Para o Brasil, o capítulo segundo da tese de doutoramento de Daniel Cerqueira (goo.gl/gxr3jW) indica que no “patropi” mais armas causam maiores taxas de homicídios.
O resultado de Cerqueira é que o efeito é elevado —uma variação de 10% na disponibilidade de armas gera elevação nas taxas de homicídios de 10% a 30%, com valor médio em 20%— e não há variação nos crimes contra o patrimônio. Indica não haver efeito dissuasivo do porte de arma.
Muito provavelmente a maior prevalência de armas eleva os homicídios por motivos fúteis —briga de bar ou de trânsito ou mesmo em família e os feminicídios—, mas não altera a criminalidade economicamente motivada.
O resultado faz sentido. Quando comparamos o Brasil com a sociedade dos EUA, é natural que o efeito da disponibilidade de armas sobre o aumento dos homicídios deva ser muito maior por aqui do que lá.
A base moral que constitui a sociedade americana é o princípio da responsabilização individual. É por isso que, apesar de apresentar renda per capita tão elevada, é tão difícil construir um Estado de bem-estar maior nos Estados Unidos.
A carga tributária por lá é abaixo de 30% do PIB. É a sociedade do herói isolado que, com seu talento e esforço, constrói seu sonho: o caubói no passado e os gênios do Vale do Silício de hoje.
Essa base moral dá origem a um sistema jurídico extremamente sumário e duro. As penas para homicídios são longuíssimas.

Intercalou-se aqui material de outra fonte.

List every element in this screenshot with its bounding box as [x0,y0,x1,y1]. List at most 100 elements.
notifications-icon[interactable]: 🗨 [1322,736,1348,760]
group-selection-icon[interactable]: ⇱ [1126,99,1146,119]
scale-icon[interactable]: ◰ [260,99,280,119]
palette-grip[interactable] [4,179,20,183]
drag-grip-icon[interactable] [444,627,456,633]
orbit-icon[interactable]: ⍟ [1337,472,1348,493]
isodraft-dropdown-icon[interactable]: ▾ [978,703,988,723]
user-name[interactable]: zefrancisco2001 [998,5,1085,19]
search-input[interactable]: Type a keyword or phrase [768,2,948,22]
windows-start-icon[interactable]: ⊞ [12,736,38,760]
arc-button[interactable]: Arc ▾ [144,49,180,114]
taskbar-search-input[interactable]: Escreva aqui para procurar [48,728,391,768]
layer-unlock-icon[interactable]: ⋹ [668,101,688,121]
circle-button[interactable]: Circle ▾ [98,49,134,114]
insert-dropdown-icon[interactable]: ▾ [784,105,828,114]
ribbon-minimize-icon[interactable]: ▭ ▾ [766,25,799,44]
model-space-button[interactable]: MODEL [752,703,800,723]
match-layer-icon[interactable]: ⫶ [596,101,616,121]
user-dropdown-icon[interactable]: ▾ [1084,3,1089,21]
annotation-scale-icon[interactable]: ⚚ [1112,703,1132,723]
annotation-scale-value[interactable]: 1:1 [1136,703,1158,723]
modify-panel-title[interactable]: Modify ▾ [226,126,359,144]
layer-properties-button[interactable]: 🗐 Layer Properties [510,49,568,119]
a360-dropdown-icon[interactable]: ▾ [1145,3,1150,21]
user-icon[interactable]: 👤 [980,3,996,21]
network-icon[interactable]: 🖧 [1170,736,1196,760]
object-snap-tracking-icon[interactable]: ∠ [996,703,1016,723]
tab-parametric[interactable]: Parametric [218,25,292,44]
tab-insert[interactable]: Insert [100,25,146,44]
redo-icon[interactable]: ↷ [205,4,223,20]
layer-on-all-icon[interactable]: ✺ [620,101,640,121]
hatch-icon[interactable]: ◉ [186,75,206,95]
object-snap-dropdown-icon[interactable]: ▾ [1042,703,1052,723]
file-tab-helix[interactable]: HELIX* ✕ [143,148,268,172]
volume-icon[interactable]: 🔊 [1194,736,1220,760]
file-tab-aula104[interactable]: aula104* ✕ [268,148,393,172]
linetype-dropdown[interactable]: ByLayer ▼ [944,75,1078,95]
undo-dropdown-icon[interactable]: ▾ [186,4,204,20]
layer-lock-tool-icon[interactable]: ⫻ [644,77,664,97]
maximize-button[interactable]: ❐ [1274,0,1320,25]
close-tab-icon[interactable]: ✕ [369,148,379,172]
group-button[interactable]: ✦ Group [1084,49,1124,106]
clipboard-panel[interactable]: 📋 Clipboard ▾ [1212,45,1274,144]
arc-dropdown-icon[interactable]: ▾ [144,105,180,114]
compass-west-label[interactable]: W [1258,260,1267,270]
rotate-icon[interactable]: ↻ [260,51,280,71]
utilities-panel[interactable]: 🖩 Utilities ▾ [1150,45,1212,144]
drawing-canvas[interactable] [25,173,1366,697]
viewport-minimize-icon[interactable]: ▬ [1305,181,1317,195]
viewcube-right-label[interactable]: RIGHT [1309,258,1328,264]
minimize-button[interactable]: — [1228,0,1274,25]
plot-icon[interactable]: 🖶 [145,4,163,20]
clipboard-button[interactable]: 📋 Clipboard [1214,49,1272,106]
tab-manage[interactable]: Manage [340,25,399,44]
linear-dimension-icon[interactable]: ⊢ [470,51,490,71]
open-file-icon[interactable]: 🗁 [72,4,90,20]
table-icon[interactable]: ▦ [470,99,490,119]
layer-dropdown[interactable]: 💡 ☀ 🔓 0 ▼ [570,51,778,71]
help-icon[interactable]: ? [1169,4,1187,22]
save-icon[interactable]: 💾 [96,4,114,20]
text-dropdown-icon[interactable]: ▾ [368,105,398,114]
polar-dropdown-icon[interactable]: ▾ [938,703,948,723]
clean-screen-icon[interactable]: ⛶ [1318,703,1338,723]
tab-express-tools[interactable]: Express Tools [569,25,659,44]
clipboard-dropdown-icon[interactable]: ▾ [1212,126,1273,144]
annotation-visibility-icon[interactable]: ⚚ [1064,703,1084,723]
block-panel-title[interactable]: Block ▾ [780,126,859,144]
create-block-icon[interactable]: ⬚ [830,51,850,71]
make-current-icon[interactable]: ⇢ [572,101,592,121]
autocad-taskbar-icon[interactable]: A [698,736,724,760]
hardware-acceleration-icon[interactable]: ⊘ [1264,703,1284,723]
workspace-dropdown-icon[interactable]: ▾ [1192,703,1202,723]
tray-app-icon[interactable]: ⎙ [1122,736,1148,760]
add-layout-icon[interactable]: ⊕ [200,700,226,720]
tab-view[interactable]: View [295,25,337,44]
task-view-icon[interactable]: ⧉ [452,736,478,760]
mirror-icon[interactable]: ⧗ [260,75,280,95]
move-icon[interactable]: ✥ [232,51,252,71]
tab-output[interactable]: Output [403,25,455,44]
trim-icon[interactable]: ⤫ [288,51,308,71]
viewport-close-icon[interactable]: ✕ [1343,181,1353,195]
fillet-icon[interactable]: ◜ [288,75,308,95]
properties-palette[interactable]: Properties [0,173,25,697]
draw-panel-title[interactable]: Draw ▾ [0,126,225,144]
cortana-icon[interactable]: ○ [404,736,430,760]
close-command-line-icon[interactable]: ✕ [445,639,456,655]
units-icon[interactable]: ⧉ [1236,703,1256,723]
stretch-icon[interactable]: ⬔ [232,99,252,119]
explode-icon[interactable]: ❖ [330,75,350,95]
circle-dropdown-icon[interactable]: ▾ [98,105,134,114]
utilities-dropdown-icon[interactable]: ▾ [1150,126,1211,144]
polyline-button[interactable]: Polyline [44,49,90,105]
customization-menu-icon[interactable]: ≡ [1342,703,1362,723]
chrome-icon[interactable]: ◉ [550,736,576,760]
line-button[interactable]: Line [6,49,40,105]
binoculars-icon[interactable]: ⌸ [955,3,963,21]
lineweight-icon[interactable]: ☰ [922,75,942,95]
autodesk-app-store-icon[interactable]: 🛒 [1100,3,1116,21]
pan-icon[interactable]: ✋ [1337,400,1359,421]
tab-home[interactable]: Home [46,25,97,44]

Adicionalmente, o sistema jurídico aceita com muita naturalidade o erro jurídico: não é escandaloso naquela sociedade um inocente ser preso. Ou seja, para aquela sociedade, não ser a pessoa errada no lugar errado na hora errada é responsabilidade individual. Se você se meter em confusão, mesmo que inocente, vai para a cadeia. A “culpa” é sua.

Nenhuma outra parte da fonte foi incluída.